I worked with Bill Barren, a former marine. Sometimes he’d see a group of marines walking down Hollywood Boulevard. We would stop the group, line them up at attention, and ask who was in charge. Bill would then lecture them about the evils of Hollywood, things like not everything in a dress is a girl. He would send them off advising them not to tarnish the name of the Marine Corps. Once a marine always a marine. “Semper Fidelis”

 

diOk, back to my desk story. This marine gets drunk and is arrested in Hollywood. He’s placed in a holding tank and the shore patrol is called. Military personnel arrested for being drunk in public are turned over to the Military Police. The shore patrol will give the marine a stiffer sentence than any court in L.A. The marine was being a jerk and yelling things about the Marine Corps that he would never even think of saying sober. He also had a photo album, with pictures of himself in his “dress blues”. In some of the pictures, he was holding the American flag in one hand and his manhood in the other. No explanation needed.

 

The marine is yelling for over two hours when the Shore Patrol arrives. The guy in charge, a staff sergeant I think, walks up to the desk. He asks, “Is that my marine making all that noise?” 

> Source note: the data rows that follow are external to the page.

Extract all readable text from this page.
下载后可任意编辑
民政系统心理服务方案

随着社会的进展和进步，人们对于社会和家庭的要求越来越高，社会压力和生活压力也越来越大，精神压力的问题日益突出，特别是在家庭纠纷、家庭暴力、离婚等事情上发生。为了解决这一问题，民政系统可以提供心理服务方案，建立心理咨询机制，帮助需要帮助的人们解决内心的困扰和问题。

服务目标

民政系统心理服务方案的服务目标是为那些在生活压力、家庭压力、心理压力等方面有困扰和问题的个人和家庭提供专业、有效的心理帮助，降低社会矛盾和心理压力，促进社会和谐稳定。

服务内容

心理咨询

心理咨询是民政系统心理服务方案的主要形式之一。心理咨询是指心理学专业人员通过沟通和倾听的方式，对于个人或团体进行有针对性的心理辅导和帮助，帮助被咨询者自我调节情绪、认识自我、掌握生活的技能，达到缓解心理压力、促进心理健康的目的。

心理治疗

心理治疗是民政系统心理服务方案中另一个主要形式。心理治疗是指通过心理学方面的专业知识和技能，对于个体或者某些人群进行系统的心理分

The sergeant is escorted into the Watch Commanders office. He is looking at the photo album and you can see his face muscles getting tense. The sergeant asks if he can see his marine now. The holding tank door is opened and the marine jumps to attention. The sergeant knocks him out cold. The Marine is dragged outside unconscious and thrown into the back of the Shore Patrol’s paddy wagon. I’m guessing that the marine will regret coming to Hollywood and with that photo album.

 

On the bright side, we had a Watch Commander, Bryce, whose pet peeve was officers hanging their car keys from their gun belts. If you walked into the station with your keys in your belt, Bryce would grab the keys and throw them out the front door. I learned to take my keys out of my belt upon walking into the lobby. I only chased my keys out into the street once. I saw another officers keys grabbed from his belt, tossed to a citizen sitting in the lobby, who tossed them out the front door as directed by Bryce.

 

I showed up for work one night and passed Jane Fonda in the lobby. She is one of my least favorite people. She was advising some woman that she has rights and you don’t have to do what the police say. I would have liked to see her in the custody of the shore patrol.

 

In the old Hollywood station, you walked through the lobby to get to your police car after roll call. I remember one night as the line filed down the hallway toward the desk, some of the officers started turning around and back tracking. I wasn’t sure why until I reached the desk. There was a woman of suspicious reputation standing at the desk with officers. I guess some of the officers didn’t want to be seen by this women. Ha ha, I wasn’t afraid. 

 

Of course, there was Gracie Wilde, a homeless girl who lived in a doorway near the station. Gracie wasn’t a bad person, loved cops, and a few officers gave her money for food. Gracie just needed to take her medication regularly. Birdie was another woman who would come into the lobby and look for cans to recycle. She lived in a motor home on the corner. Some of the desk officers saved cans for her.

 

Drum majorThen there was Linda. Rumor said that Linda was a model and came from a rich family. Once a month she would get a check from a trust, clean up, buy some nice clothes, and then get drunk. Linda was an alcoholic and often slept in the lobby during the night. The first few days of the month, Linda looked normal. By the end of the month, Linda was dirty and obnoxious. Actually, Linda was usually obnoxious when drunk and the first thing the day watch desk officers did was throw Linda out. I remember one week, Linda was dressed in Band Majors uniform. 

 

Think policemen are heartless. I remember a young boy, about eight years old, racing into the station lobby, crying, that his new bicycle was just stolen by a bigger kid. After a search proved fruitless, the desk officers replaced the bike with the help of a local bicycle shop. 

 

I wonder what ever happened these characters. These people all existed and helped pass the time on the desk.